Let $\varphi: K[x_1,x_2,x_3,x_4]\to K[s, t]$ be the ring homomorphism that maps $x_1\mapsto s^3$, $x_2\mapsto s^2t$, $x_3\mapsto st^2$ and $x_4\mapsto t^3$. Obviously $\operatorname{Im}\varphi=K[s^3,s^2t,st^2,t^3]$; this is a subring of $K[s,t]$ and the extension $K[s^3,s^2t,st^2,t^3]\subset K[s,t]$ is integral, hence $\dim K[s^3,s^2t,st^2,t^3]= \dim K[s,t]=2.$
It remains to prove that $\ker\varphi=\left< x_1x_3-x_2^2, x_2 x_4-x_3^2, x_1x_4-x_2 x_3\right>$. By definition $\varphi(f(x_1,x_2,x_3,x_4))=f(s^3,s^2t,st^2,t^3)$. In particular, this shows that the polynomials $g_1=x_1x_3-x_2^2$, $g_2=x_2 x_4-x_3^2$ and $g_3=x_1x_4-x_2 x_3$ belong to $\ker\varphi$.
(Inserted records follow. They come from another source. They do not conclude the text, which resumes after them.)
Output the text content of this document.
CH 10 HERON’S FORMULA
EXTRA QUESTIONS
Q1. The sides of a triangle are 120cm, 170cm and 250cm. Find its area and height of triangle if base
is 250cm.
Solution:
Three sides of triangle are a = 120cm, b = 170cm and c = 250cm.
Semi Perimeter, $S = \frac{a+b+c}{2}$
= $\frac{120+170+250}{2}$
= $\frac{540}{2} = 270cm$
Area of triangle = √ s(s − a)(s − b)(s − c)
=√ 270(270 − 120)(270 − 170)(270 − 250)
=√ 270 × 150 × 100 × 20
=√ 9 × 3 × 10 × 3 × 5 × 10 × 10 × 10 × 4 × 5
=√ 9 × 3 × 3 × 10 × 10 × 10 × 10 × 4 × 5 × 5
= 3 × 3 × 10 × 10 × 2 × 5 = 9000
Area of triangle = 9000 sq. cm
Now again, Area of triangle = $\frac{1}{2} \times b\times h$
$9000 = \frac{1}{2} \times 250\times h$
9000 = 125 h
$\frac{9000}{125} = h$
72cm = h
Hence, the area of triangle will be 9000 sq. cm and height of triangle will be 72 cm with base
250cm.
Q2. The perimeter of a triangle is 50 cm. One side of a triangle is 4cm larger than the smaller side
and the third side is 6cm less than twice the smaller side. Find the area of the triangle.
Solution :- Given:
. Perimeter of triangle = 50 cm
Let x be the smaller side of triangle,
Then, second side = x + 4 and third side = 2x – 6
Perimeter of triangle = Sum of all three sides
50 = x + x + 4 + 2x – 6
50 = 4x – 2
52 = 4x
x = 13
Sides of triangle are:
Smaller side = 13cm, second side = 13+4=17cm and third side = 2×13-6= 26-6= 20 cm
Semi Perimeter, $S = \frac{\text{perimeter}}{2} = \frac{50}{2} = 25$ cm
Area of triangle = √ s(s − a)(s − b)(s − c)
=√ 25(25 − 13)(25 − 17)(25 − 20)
Conversely, let $f\in\ker\varphi$, i.e. $f(s^3,s^2t,st^2,t^3)=0$. We want to show that $$f\in\left< x_1x_3-x_2^2, x_2 x_4-x_3^2, x_1x_4-x_2 x_3\right>.$$ The initial monomials of $g_1$, $g_2$, resp. $g_3$ with respect to the lexicographical order are $x_1x_3$, $x_2x_4$, resp. $x_1x_4$. The remainder on division of $f$ to $G=\{g_1,g_2,g_3\}$, denoted by $r$, is a $K$-linear combination of monomials none of which is divisible by $x_1x_3$, $x_2x_4$, resp. $x_1x_4$. This shows that the monomials of $r$ can have one the following forms: $x_1^ix_2^j$ with $i\ge 1$ and $j\ge 0$, $x_2^kx_3^l$ with $k\ge 1$ and $l\ge 0$, respectively $x_3^ux_4^v$ with $u,v\ge 0$. In order to prove that $f\in\left< x_1x_3-x_2^2, x_2 x_4-x_3^2, x_1x_4-x_2 x_3\right>$ it is enough to show that $r=0$. But we know that $f(s^3,s^2t,st^2,t^3)=0$ and therefore $r(s^3,s^2t,st^2,t^3)=0$. The monomials (in $s$ and $t$) of $r(s^3,s^2t,st^2,t^3)$ are of the following types: $s^{3i+2j}t^j$, $s^{2k+l}t^{k+2l}$, respectively $s^ut^{2u+3v}$. Now check that there is no possible cancelation between these monomials (because they can't be equal), so $r=0$.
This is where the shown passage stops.